Beats the Alternative
“It’s been hard this past year not to sink into that pit of despair, the transitory life of nature,” Brian says, as we take a moment to reflect on the challenging past year that it’s been. “Death is a real thing, and it’s more real for some than others. It’s also easy to just end up there, prematurely.” By this, Brian isn’t talking about a literal premature death. It’s easy to focus on despair, he means, and let it paralyze you.
“But things do pass. They do get better, they get worse. It changes.”
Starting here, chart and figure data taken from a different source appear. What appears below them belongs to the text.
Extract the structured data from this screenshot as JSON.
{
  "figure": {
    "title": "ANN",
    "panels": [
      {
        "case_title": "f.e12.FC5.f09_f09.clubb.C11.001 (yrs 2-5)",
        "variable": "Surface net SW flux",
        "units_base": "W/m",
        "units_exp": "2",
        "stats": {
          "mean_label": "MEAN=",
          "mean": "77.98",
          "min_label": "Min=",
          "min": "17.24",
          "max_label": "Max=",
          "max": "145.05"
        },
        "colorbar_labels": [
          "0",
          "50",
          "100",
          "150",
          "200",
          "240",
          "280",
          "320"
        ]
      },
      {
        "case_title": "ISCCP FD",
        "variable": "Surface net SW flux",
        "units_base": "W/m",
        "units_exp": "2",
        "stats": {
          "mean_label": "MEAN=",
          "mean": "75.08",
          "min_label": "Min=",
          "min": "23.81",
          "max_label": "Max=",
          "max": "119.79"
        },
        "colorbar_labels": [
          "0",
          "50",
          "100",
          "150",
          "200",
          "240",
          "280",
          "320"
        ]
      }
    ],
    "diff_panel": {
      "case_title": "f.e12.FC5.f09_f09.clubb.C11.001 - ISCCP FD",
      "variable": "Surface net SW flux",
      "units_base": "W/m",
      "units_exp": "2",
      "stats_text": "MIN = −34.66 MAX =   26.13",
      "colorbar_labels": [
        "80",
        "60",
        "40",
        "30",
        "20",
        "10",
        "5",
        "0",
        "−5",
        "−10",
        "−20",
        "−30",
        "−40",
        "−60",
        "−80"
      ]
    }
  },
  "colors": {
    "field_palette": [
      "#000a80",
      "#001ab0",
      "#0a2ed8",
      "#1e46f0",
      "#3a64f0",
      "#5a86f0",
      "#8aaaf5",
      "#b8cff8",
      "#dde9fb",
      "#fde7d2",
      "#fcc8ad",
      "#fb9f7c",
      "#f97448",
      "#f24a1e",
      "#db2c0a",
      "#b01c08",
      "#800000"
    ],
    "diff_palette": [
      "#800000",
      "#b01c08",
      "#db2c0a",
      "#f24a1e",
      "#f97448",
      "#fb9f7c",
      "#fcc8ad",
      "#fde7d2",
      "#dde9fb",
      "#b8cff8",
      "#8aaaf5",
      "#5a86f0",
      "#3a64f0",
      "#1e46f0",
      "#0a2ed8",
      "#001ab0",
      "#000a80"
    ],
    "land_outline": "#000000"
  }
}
Often, Brian finds himself thinking about his late grandmother. Though she never went to university or had formal credentials, she was a very practical and intelligent person, and “was just on top of things,” says Brian. “And her approach to life was really great, too.”
“It’s like wherever she was at, whatever stage she was in, that was the best stage to be at.” In the seventies, Brian’s grandparents started to go down to Arizona in the winter. Unfortunately, within the first two months down in Arizona, his grandfather passed away. “She kind of had that moment of, that didn’t turn out as expected. But for her, it was like, well, it doesn’t mean I can’t come down.”
So she continued to spend her winters, for the next quarter century until the mid-nineties, hanging out in the Arizona desert. Until one year, in her mid-eighties, she decided that she was no longer physically capable to continue this tradition, and she stopped going down to Arizona. There were other moments in her life when things didn’t turn out the way she anticipated, Brian says, but she kept on living her life.
“There was no regret there. Her one saying was, well, it beats the alternative. It was like, I don’t care what I’m doing, it’s always better than doing nothing. She died quite a few years ago, but she made it into her nineties. She had a good life,” Brian recalls.
We talk about how it’s so easy to take things far too seriously. Obviously, there are times where seriousness is warranted and even necessary, but other times, “it’ll be fine,” says Brian.
“Do more,” he says, as much to himself as to me. Do things – it sure beats the alternative.